ARCI develops Low-cost Super-capacitor


Recently, the International Advanced Research Centre for Powder Metallurgy and New Materials (ARCI) developed a low-cost supercapacitor device. ARCI is an autonomous organization of the Department of Science and Technology, Government of India.


  • Indian scientists at ACRI have developed a low-cost and environment-friendly fabrication method for super-capacitor devices by utilizing industrial waste cotton as the electrode material and natural seawater-based electrolyte.
  • The simple and sustainable supercapacitor developed shows excellent potential for practical implementation as energy storage in self-powered devices using solar cells.
  • The seawater-based supercapacitor exhibited maximum capacitances at a current density of 1 ampere per gram. Besides, it can last 10,000 charge-discharge cycles with 99% of capacitance retention and 99% of Coulombic efficiency (efficiency with which charge is transferred in a system facilitating an electrochemical reaction).

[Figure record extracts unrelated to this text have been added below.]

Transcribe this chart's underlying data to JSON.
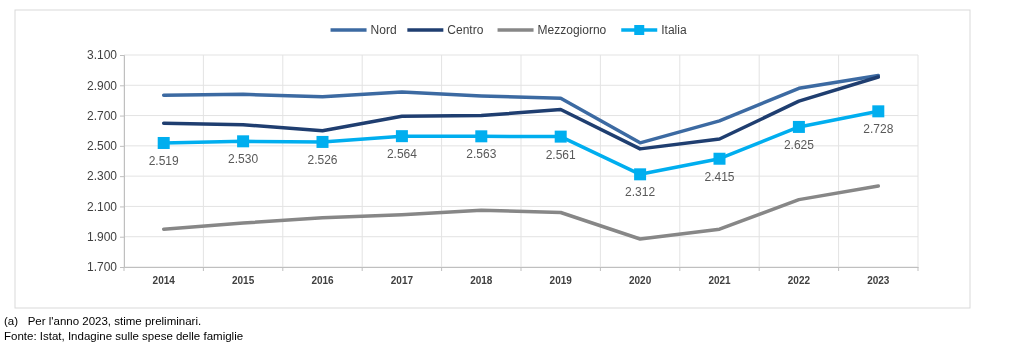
{
  "chart_data": {
    "type": "line",
    "categories": [
      "2014",
      "2015",
      "2016",
      "2017",
      "2018",
      "2019",
      "2020",
      "2021",
      "2022",
      "2023"
    ],
    "series": [
      {
        "name": "Nord",
        "color": "#3c6aa2",
        "values": [
          2835,
          2840,
          2825,
          2855,
          2830,
          2815,
          2520,
          2665,
          2880,
          2965
        ]
      },
      {
        "name": "Centro",
        "color": "#1f3e70",
        "values": [
          2650,
          2640,
          2600,
          2695,
          2700,
          2740,
          2480,
          2545,
          2795,
          2955
        ]
      },
      {
        "name": "Mezzogiorno",
        "color": "#878787",
        "values": [
          1950,
          1990,
          2025,
          2045,
          2075,
          2060,
          1885,
          1950,
          2145,
          2235
        ]
      },
      {
        "name": "Italia",
        "color": "#00aeef",
        "marker": "square",
        "values": [
          2519,
          2530,
          2526,
          2564,
          2563,
          2561,
          2312,
          2415,
          2625,
          2728
        ],
        "value_labels": [
          "2.519",
          "2.530",
          "2.526",
          "2.564",
          "2.563",
          "2.561",
          "2.312",
          "2.415",
          "2.625",
          "2.728"
        ]
      }
    ],
    "ylim": [
      1700,
      3100
    ],
    "yticks": [
      {
        "value": 1700,
        "label": "1.700"
      },
      {
        "value": 1900,
        "label": "1.900"
      },
      {
        "value": 2100,
        "label": "2.100"
      },
      {
        "value": 2300,
        "label": "2.300"
      },
      {
        "value": 2500,
        "label": "2.500"
      },
      {
        "value": 2700,
        "label": "2.700"
      },
      {
        "value": 2900,
        "label": "2.900"
      },
      {
        "value": 3100,
        "label": "3.100"
      }
    ],
    "grid": true,
    "legend": "top",
    "marker": "none",
    "annotations": [
      "(a)   Per l'anno 2023, stime preliminari.",
      "Fonte: Istat, Indagine sulle spese delle famiglie"
    ]
  }
}
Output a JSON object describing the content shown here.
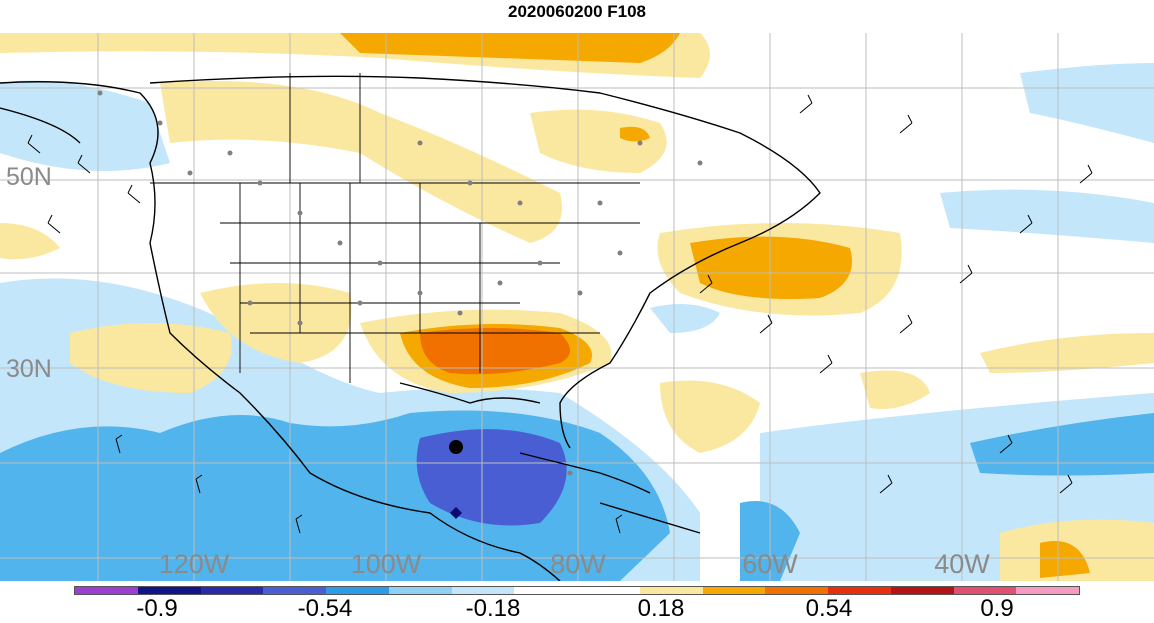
{
  "title": "2020060200 F108",
  "map": {
    "lat_labels": [
      "50N",
      "30N"
    ],
    "lon_labels": [
      "120W",
      "100W",
      "80W",
      "60W",
      "40W"
    ]
  },
  "colorbar": {
    "colors": [
      "#9a3fd0",
      "#13138a",
      "#2a2aa8",
      "#4a5ed3",
      "#2c9ce8",
      "#8fd0f4",
      "#c4e6fa",
      "#ffffff",
      "#ffffff",
      "#fbe8a0",
      "#f5a800",
      "#f07000",
      "#e83010",
      "#b41414",
      "#e05070",
      "#f49cc2"
    ],
    "tick_labels": [
      "-0.9",
      "-0.54",
      "-0.18",
      "0.18",
      "0.54",
      "0.9"
    ]
  }
}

  • In their search for low-cost materials to make affordable supercapacitors, the ARCI scientists converted industrial waste cotton into highly porous carbon fibers by the activation process. They then utilized the porous carbon fibers to make high-performance supercapacitor electrodes.
  • They explored natural seawater as an environment-friendly, cost-effective and scalable substitute for the existing aqueous-based electrolytes.
  • Supercapacitors could be combined with solar cells to enable low-cost, eco-friendly, and efficient self-powered devices capable of energy storage.
    • Thus, the integrated solar cell with supercapacitor can be used as an energy harvester storage device due to its long cycle life and maintenance-free power supply.
  • It is an excellent example of the creative science for the sustainable, green processes embedding principles of waste-to-wealth.